SME Recovery Ireland’s National Small Business Recovery Plan is based on three key guiding principles:
- SME’s are vital to our social fabric – they are the lifeblood of our communities and have a disproportionate impact, particularly on our rural communities.
- SME’s need to be recapitalised with a €15bn bailout using an equitable blend of policy instruments. €6bn needs to be released immediately as liquidity. If done as debt, it needs to be followed by a “debt for equity” swap and more grants to allow firms to get back on their feet and recover from their losses.
- SME’s need a boost to consumer demand for their services.
Mr Moran added: “We are worried that up to now, the State is not getting ahead of the problem and does not appear to have an accurate handle on the huge cost of the pandemic to the SME sector. It is also concerning to see how Ireland has massively lagged our European counterparts in the scale and effectiveness of policy response with many of Ireland’s small businesses competing with firms across Europe. Our Government was admirably quick to support the income of employees at the outset of this crisis but there is a sense that the cries for help from small business owners have gone largely unheard.
“In Northern Ireland, for example, grants to the value of £25,000 were made available to stricken businesses in the retail, hospitality, tourism and leisure industries as early as the 18th April.
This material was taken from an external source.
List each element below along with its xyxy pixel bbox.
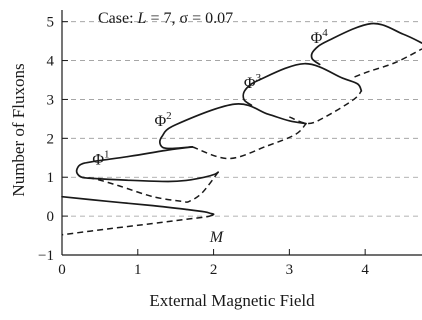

In contrast, small businesses operating within the same industries down the road in the Republic of Ireland facing the same challenges have only been able to access grants up to €2,000, barely covering the costs of restarting let alone the costs incurred while forced to shut.
“We’ve also seen Germany invest over 25 per cent of GDP to support businesses; Denmark has a €6bn small business compensation fund; and France introduced a €300bn Government five year loan scheme charging as little as quarter of one percent on loans of up to three months of 2019 revenues or two years of wages paid for companies with revenues less than €1.5bn.”
As Chair, John Moran will represent SME Recovery Ireland at today’s Oireachtas Special Committee on Covid-19 with SME Recovery Ireland founder Derek Butler and small business owner, Jean McCabe. Mr Moran continued: “As elected representatives, the members should have an informed understanding of what will happen in our communities if we allow the failure of our small businesses at scale. Small businesses breathe oxygen into our local communities, not just in the employment they provide but also the support they give to local initiatives. It is they who sponsor the local GAA teams, buy tables at the local charity’s fund raiser, and who stimulate life into the local economy through their use of other local suppliers for their needs. For that reason, we need to see urgent and decisive action from our new Minister for Enterprise, Trade and Employment if our SME sector is not to be decimated.”
For full details of SME Recovery Ireland’s National Small Business Recovery Plan, visit: www.smerecovery.ie.
About SME Recovery Ireland
SME Recovery Ireland is an umbrella platform established by business representative groups and small business owners to develop and advocate for a recovery plan for the small business sector for implementation as part of the Government’s Covid-19 National Recovery Plan. The National Small Business Recovery Plan published by SME Recovery Ireland is a dynamic plan that allows us to continue to identify policies and interventions that will help a broad population of SME’s. The plan focuses on key generally applicable principles and corresponding key policy interventions that are required to stabilise and recapitalise the small business sector so that employment and economic activity can be restored. More detailed sector specific matters will continue to be identified and advocated for by sectoral representative groups. To date the Plan has been endorsed by 26 Irish industry bodies.